Obviously, the earlier one embarks on this journey the better, but, as importantly, one needs to stay the course and not abandon your investment boat based on emotional decisions. It’s a journey that requires careful consideration and once embarked on, demands courage and fortitude if the rewards are to be reaped.
This chart is a simple illustration of how a 10%p.a. return works for you if left untouched and ignore the volatility that comes and goes! By investing a single amount of R1 000 for 10 years at a return of 10%p.a. your investment matures at R2 594.
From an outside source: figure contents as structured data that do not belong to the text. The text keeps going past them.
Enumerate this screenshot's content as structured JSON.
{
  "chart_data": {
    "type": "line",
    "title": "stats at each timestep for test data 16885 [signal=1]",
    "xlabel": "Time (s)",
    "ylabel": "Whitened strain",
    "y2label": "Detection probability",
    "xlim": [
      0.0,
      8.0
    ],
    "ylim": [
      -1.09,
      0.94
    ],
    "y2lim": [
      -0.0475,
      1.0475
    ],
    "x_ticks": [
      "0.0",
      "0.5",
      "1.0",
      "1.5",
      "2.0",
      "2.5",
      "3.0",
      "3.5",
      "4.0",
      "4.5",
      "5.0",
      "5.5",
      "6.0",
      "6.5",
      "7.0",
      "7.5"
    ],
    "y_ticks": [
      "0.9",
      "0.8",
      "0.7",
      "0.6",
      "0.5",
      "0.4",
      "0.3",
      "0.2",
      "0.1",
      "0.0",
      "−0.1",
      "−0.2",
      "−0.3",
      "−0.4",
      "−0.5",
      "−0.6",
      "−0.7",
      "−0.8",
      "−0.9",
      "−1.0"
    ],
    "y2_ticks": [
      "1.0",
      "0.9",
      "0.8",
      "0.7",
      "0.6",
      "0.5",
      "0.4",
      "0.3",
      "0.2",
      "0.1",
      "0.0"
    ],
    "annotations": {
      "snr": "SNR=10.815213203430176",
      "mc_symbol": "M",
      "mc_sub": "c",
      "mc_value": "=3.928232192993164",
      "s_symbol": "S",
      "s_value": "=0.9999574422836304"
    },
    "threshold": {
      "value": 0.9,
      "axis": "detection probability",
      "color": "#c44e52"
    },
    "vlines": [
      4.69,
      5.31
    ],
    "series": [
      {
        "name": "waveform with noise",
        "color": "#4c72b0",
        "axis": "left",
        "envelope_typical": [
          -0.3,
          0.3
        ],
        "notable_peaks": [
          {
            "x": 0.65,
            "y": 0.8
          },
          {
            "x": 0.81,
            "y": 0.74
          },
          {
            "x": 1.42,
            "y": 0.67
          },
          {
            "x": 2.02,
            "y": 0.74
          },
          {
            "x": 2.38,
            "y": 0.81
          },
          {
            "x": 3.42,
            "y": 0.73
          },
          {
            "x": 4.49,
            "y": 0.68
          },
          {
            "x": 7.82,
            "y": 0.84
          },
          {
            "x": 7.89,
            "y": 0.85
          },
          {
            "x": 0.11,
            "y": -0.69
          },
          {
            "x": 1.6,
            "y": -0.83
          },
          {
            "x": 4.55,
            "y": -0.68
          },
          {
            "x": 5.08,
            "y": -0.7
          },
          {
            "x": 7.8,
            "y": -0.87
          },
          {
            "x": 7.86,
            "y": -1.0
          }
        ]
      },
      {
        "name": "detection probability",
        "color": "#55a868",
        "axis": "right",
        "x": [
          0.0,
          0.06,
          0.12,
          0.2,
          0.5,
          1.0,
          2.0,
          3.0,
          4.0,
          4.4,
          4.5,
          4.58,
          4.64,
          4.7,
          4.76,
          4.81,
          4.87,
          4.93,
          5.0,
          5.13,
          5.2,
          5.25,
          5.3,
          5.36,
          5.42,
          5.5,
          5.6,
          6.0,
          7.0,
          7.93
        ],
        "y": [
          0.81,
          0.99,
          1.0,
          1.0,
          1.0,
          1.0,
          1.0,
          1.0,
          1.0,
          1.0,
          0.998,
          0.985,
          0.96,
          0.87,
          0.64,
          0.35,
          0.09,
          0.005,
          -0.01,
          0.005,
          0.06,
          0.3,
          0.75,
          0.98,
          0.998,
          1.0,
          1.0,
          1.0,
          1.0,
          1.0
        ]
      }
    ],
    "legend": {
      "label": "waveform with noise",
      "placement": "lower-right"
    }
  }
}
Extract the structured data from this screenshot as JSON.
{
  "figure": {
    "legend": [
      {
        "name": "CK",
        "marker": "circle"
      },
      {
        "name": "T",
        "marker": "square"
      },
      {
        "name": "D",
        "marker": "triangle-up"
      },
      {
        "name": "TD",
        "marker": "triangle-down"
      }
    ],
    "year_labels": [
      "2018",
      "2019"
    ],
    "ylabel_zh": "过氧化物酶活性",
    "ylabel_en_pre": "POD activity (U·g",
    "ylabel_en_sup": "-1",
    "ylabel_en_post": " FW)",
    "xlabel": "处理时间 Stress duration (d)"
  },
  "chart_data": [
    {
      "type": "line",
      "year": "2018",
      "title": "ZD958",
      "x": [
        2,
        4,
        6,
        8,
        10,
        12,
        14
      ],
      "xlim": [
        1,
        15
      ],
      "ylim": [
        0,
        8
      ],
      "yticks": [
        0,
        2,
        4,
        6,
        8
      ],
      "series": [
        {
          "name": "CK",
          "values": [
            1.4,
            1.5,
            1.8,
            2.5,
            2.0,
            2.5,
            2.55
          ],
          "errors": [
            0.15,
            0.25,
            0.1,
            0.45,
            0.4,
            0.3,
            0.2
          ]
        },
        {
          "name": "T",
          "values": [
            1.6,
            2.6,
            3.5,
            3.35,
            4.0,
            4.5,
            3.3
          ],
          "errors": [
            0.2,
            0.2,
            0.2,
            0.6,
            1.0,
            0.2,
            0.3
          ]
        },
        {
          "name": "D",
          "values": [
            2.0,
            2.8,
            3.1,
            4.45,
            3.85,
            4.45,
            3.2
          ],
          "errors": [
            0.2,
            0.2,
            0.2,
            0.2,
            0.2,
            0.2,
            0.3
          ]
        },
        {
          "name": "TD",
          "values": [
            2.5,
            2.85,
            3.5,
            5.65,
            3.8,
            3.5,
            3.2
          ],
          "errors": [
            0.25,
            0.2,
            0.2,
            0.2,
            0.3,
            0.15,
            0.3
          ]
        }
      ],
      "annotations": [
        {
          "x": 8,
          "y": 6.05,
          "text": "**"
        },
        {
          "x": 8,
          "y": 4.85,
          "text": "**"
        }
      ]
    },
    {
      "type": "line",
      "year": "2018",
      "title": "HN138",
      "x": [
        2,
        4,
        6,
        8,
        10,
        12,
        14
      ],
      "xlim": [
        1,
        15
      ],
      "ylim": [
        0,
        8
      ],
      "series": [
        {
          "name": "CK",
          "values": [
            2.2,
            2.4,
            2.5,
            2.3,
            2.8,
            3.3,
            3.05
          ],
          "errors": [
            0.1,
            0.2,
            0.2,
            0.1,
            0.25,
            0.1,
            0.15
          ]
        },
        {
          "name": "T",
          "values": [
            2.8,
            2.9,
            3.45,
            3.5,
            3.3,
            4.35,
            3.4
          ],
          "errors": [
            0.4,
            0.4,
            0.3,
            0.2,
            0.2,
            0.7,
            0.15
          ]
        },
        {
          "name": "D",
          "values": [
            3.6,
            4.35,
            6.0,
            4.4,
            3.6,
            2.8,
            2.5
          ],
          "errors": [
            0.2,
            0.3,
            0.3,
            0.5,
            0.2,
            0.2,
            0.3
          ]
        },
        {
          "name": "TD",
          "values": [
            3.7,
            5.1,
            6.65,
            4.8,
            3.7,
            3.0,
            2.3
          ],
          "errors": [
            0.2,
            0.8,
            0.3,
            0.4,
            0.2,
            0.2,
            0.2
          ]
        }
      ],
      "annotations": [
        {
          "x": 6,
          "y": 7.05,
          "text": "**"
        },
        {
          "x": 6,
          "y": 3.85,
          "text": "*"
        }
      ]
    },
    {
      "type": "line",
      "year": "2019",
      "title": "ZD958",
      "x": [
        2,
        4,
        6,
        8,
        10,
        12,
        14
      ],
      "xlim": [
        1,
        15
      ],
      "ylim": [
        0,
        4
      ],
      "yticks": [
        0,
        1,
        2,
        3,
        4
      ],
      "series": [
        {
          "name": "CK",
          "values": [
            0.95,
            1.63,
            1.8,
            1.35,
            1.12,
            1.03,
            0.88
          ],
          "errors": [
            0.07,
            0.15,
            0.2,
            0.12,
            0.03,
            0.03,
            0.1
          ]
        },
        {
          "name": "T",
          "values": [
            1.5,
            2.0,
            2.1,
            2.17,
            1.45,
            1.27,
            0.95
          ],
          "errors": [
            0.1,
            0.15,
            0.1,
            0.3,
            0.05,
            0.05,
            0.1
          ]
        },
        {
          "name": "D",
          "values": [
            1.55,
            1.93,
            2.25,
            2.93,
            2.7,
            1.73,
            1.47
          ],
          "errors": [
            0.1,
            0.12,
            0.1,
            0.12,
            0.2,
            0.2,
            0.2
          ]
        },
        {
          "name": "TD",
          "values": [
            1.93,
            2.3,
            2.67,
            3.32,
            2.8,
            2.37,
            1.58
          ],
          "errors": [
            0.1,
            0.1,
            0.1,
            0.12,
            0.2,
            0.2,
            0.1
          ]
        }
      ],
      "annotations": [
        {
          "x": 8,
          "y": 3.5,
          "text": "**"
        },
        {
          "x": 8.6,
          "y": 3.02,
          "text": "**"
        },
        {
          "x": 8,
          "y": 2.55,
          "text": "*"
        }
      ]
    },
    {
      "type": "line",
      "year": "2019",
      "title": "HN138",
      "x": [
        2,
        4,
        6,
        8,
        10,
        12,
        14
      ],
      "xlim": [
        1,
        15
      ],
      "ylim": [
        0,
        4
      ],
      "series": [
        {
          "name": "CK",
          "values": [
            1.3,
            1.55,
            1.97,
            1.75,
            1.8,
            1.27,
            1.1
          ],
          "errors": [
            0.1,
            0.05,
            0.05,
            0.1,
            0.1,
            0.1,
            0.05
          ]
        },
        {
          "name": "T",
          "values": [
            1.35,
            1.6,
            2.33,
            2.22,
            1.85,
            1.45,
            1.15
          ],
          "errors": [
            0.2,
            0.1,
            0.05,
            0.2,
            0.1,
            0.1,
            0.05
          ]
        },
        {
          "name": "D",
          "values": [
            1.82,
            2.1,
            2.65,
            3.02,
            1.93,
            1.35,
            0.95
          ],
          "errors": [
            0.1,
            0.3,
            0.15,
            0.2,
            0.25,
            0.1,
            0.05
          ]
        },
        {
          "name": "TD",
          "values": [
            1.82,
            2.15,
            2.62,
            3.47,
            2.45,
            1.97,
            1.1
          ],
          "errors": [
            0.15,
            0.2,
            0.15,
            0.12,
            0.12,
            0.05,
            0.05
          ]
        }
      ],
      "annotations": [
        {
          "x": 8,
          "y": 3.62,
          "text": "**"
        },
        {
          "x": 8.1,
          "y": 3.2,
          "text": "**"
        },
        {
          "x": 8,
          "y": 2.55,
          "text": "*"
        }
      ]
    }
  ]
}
It also illustrates the marked impact of adding to your base investment over the years. By adding a nominal R100 to your account every year, your investment reaches R4 187.
In real life, over the last ten years local and international equities have returned 11.2% and 18.8% p.a. respectively (J203T & MSCI World Developed market). Had you invested R1 000 in these markets on the 30th April 2012, ten years later your investments would’ve grown to R2 895 or R5 601 respectively.
In the words of Steven Covey, ‘the main thing is to keep the main thing the main thing.’ If your main thing is to invest in a simple, transparent equity investment, you can’t really do much better than an index tracker – do as Warren Buffet suggests:
‘Keep buying it through thick and thin, and especially through thin’.